The Institute has graduated prominent and influential members in several areas, particularly among the Latin American business community. From December 2006 to January 2009 both the U.S. Secretary of Commerce and the Mexican Secretary of Economy (former Kelloggs' CEO Carlos Gutiérrez[66] and Gerardo Ruiz Mateos[67]) were Tech alumni. Other businesspeople include Cemex' CEO Lorenzo Zambrano,[68] FEMSA's CEO José Antonio Fernández Carbajal,[69] Grupo Salinas' CEO Ricardo Salinas Pliego[70] and Casa Cuervo's CEO Juan Beckman.[71]

In science and technology, Alexander Balankin, former lecturer at the Mexico City Campus,[72] has received the 2005 UNESCO Science Prize for his works on Fractal Mechanics; Ernesto Enkerlin received UNESCO's 2005 Sultan Qaboos Prize for Environmental Preservation for his involvement in sustainability[73] and two alumni have been members of the United States President's Information Technology Advisory Committee: Pedro Celis (Distinguished Engineer at Microsoft) and Héctor García Molina, former Director of Stanford University's Computer Science Department, 1999 ACM SIGMOD Innovations Award[74] and highest h-index in Computer Science.[75]

In politics, at least two late presidential candidates and democracy activists, Luis Donaldo Colosio and Manuel Clouthier, were former graduates and over a dozen Mexican governors and cabinet members have attended classes at the Tech, including former Secretary of Commerce and North American Free Trade Agreement (NAFTA) negotiator Herminio Blanco. In cultural affairs, Gabriel Zaid has distinguished himself as one of the leading Mexican intellectuals of the 20th Century and in sports Fernando Platas and Victor Estrada have both won Olympics medals, while former coach of Mexico's national football team, Miguel Mejía Barón, is in charge of the Football Department at Puebla.[76]

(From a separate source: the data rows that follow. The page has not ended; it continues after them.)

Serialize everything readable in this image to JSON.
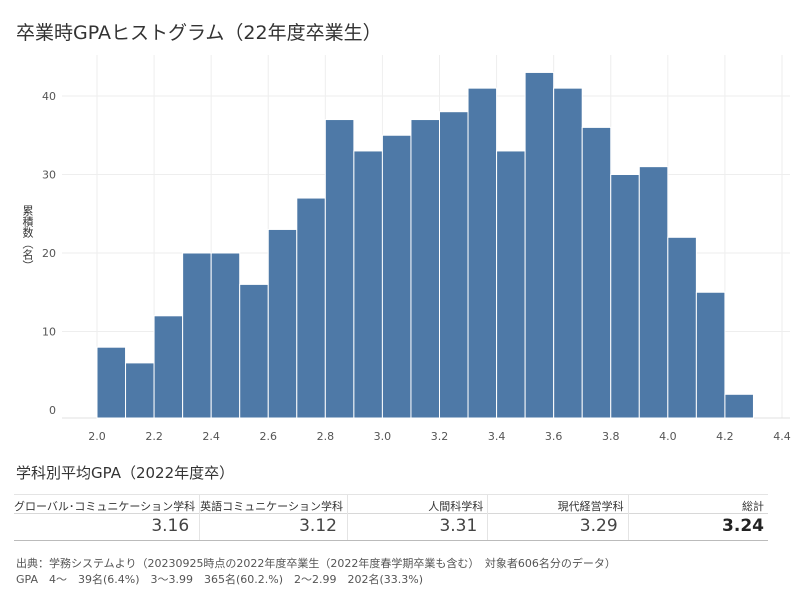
{
  "header": {
    "title": "卒業時GPAヒストグラム（22年度卒業生）"
  },
  "chart_data": {
    "type": "bar",
    "title": "卒業時GPAヒストグラム（22年度卒業生）",
    "xlabel": "",
    "ylabel": "累積数（名）",
    "bin_width": 0.1,
    "x": [
      2.0,
      2.1,
      2.2,
      2.3,
      2.4,
      2.5,
      2.6,
      2.7,
      2.8,
      2.9,
      3.0,
      3.1,
      3.2,
      3.3,
      3.4,
      3.5,
      3.6,
      3.7,
      3.8,
      3.9,
      4.0,
      4.1,
      4.2
    ],
    "values": [
      8,
      6,
      12,
      20,
      20,
      16,
      23,
      27,
      37,
      33,
      35,
      37,
      38,
      41,
      33,
      43,
      41,
      36,
      30,
      31,
      22,
      15,
      2
    ],
    "xlim": [
      1.95,
      4.4
    ],
    "ylim": [
      0,
      44
    ],
    "x_ticks": [
      "2.0",
      "2.2",
      "2.4",
      "2.6",
      "2.8",
      "3.0",
      "3.2",
      "3.4",
      "3.6",
      "3.8",
      "4.0",
      "4.2",
      "4.4"
    ],
    "y_ticks": [
      0,
      10,
      20,
      30,
      40
    ],
    "bar_color": "#4e79a7",
    "grid": true,
    "legend": "none"
  },
  "summary": {
    "title": "学科別平均GPA（2022年度卒）",
    "departments": [
      {
        "name": "グローバル･コミュニケーション学科",
        "value": "3.16"
      },
      {
        "name": "英語コミュニケーション学科",
        "value": "3.12"
      },
      {
        "name": "人間科学科",
        "value": "3.31"
      },
      {
        "name": "現代経営学科",
        "value": "3.29"
      }
    ],
    "total": {
      "name": "総計",
      "value": "3.24"
    }
  },
  "footer": {
    "line1": "出典：学務システムより（20230925時点の2022年度卒業生（2022年度春学期卒業も含む）　対象者606名分のデータ）",
    "line2": "GPA　4～　39名(6.4%)　3～3.99　365名(60.2.%)　2～2.99　202名(33.3%)"
  }
}
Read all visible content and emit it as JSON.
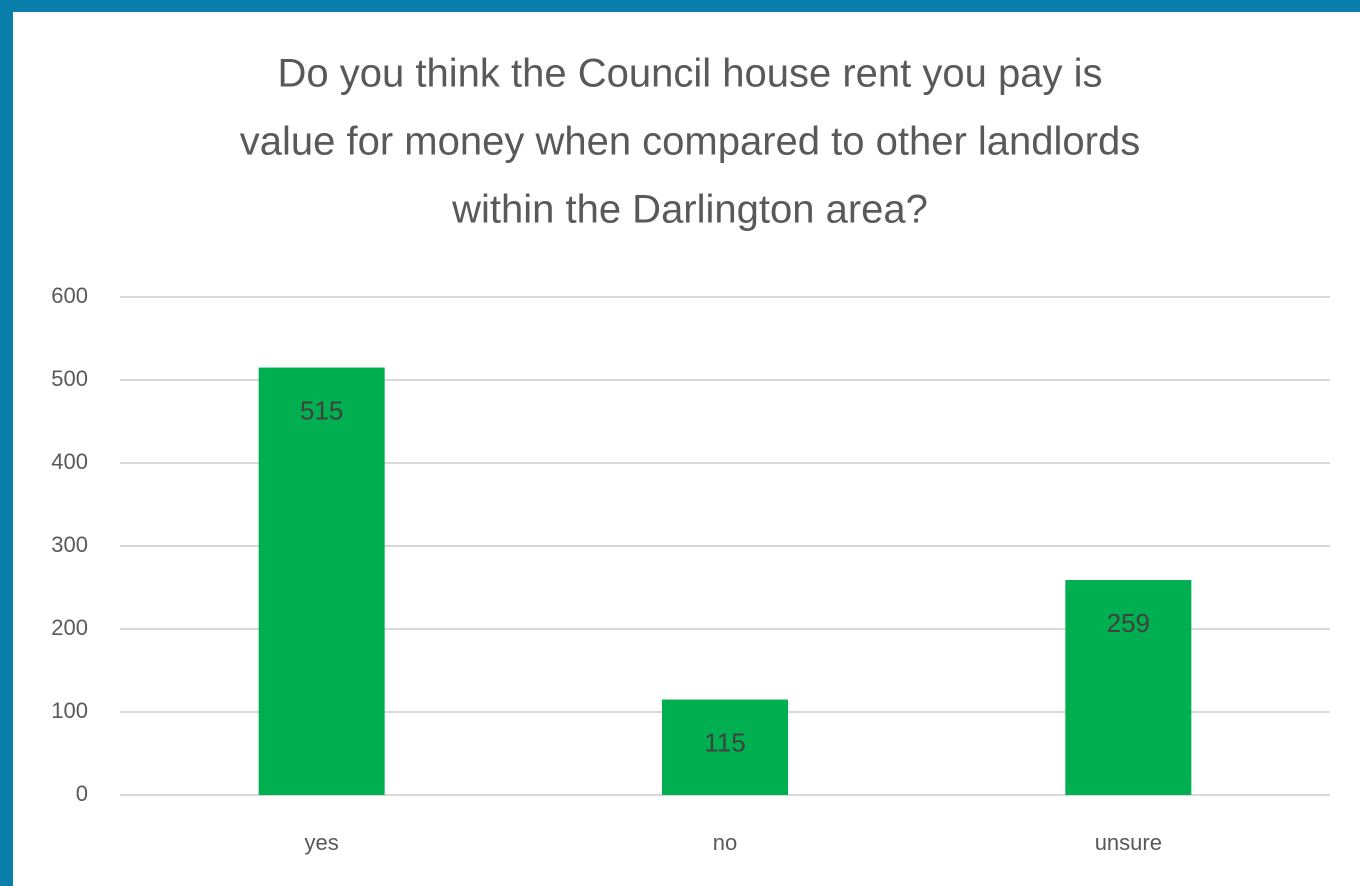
{
  "chart_data": {
    "type": "bar",
    "title": [
      "Do you think the Council house rent you pay is",
      "value for money when compared to other landlords",
      "within the Darlington area?"
    ],
    "categories": [
      "yes",
      "no",
      "unsure"
    ],
    "values": [
      515,
      115,
      259
    ],
    "color": "#00b050",
    "ylim": [
      0,
      600
    ],
    "yticks": [
      0,
      100,
      200,
      300,
      400,
      500,
      600
    ],
    "grid": true
  }
}
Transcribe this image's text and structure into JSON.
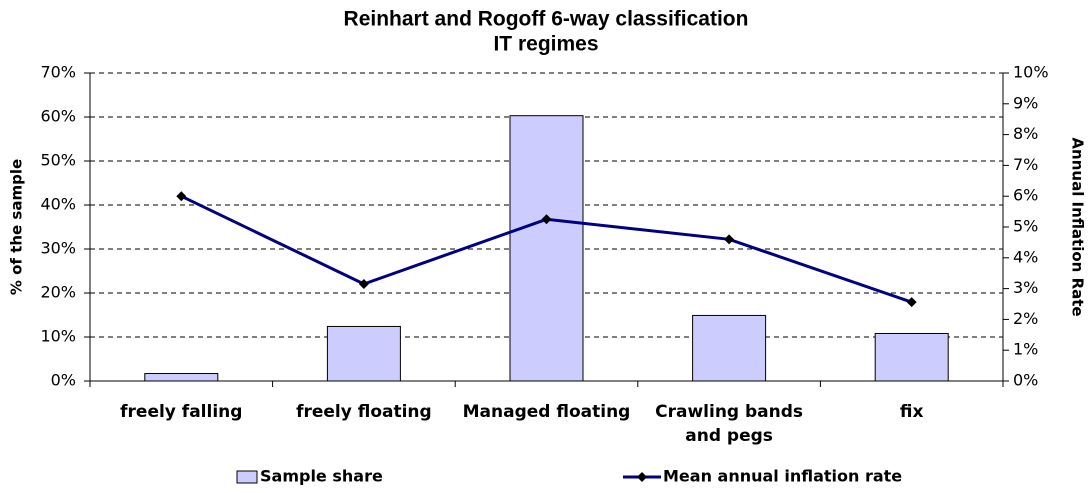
{
  "chart_data": {
    "type": "bar_line",
    "title": "Reinhart and Rogoff 6-way classification",
    "subtitle": "IT regimes",
    "y_label": "% of the sample",
    "y2_label": "Annual Inflation Rate",
    "categories": [
      "freely falling",
      "freely floating",
      "Managed floating",
      "Crawling bands and pegs",
      "fix"
    ],
    "series": [
      {
        "name": "Sample share",
        "type": "bar",
        "color": "#ccccff",
        "values": [
          1.7,
          12.4,
          60.3,
          14.9,
          10.8
        ]
      },
      {
        "name": "Mean annual inflation rate",
        "type": "line",
        "axis": "y2",
        "color": "#000080",
        "values": [
          6.0,
          3.15,
          5.25,
          4.6,
          2.56
        ]
      }
    ],
    "ylim": [
      0,
      70
    ],
    "yticks": [
      {
        "value": 0,
        "label": "0%"
      },
      {
        "value": 10,
        "label": "10%"
      },
      {
        "value": 20,
        "label": "20%"
      },
      {
        "value": 30,
        "label": "30%"
      },
      {
        "value": 40,
        "label": "40%"
      },
      {
        "value": 50,
        "label": "50%"
      },
      {
        "value": 60,
        "label": "60%"
      },
      {
        "value": 70,
        "label": "70%"
      }
    ],
    "y2lim": [
      0,
      10
    ],
    "y2ticks": [
      {
        "value": 0,
        "label": "0%"
      },
      {
        "value": 1,
        "label": "1%"
      },
      {
        "value": 2,
        "label": "2%"
      },
      {
        "value": 3,
        "label": "3%"
      },
      {
        "value": 4,
        "label": "4%"
      },
      {
        "value": 5,
        "label": "5%"
      },
      {
        "value": 6,
        "label": "6%"
      },
      {
        "value": 7,
        "label": "7%"
      },
      {
        "value": 8,
        "label": "8%"
      },
      {
        "value": 9,
        "label": "9%"
      },
      {
        "value": 10,
        "label": "10%"
      }
    ],
    "grid": true,
    "legend": "bottom"
  }
}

As for staff and faculty, at least three rectors or directors of different universities have been lecturers or members of the staff at the Tech: Victor Bravo Ahuja, former Director-General of the National Polytechnic Institute (IPN); former Secretary of Economy and Foreign Relations, Luis Ernesto Derbez at the University of the Americas, Puebla and Enrique Cabrero Mendoza at CIDE. In addition, current rector Rafael Rangel Sostmann is member of the External Advisory Council of the World Bank Institute.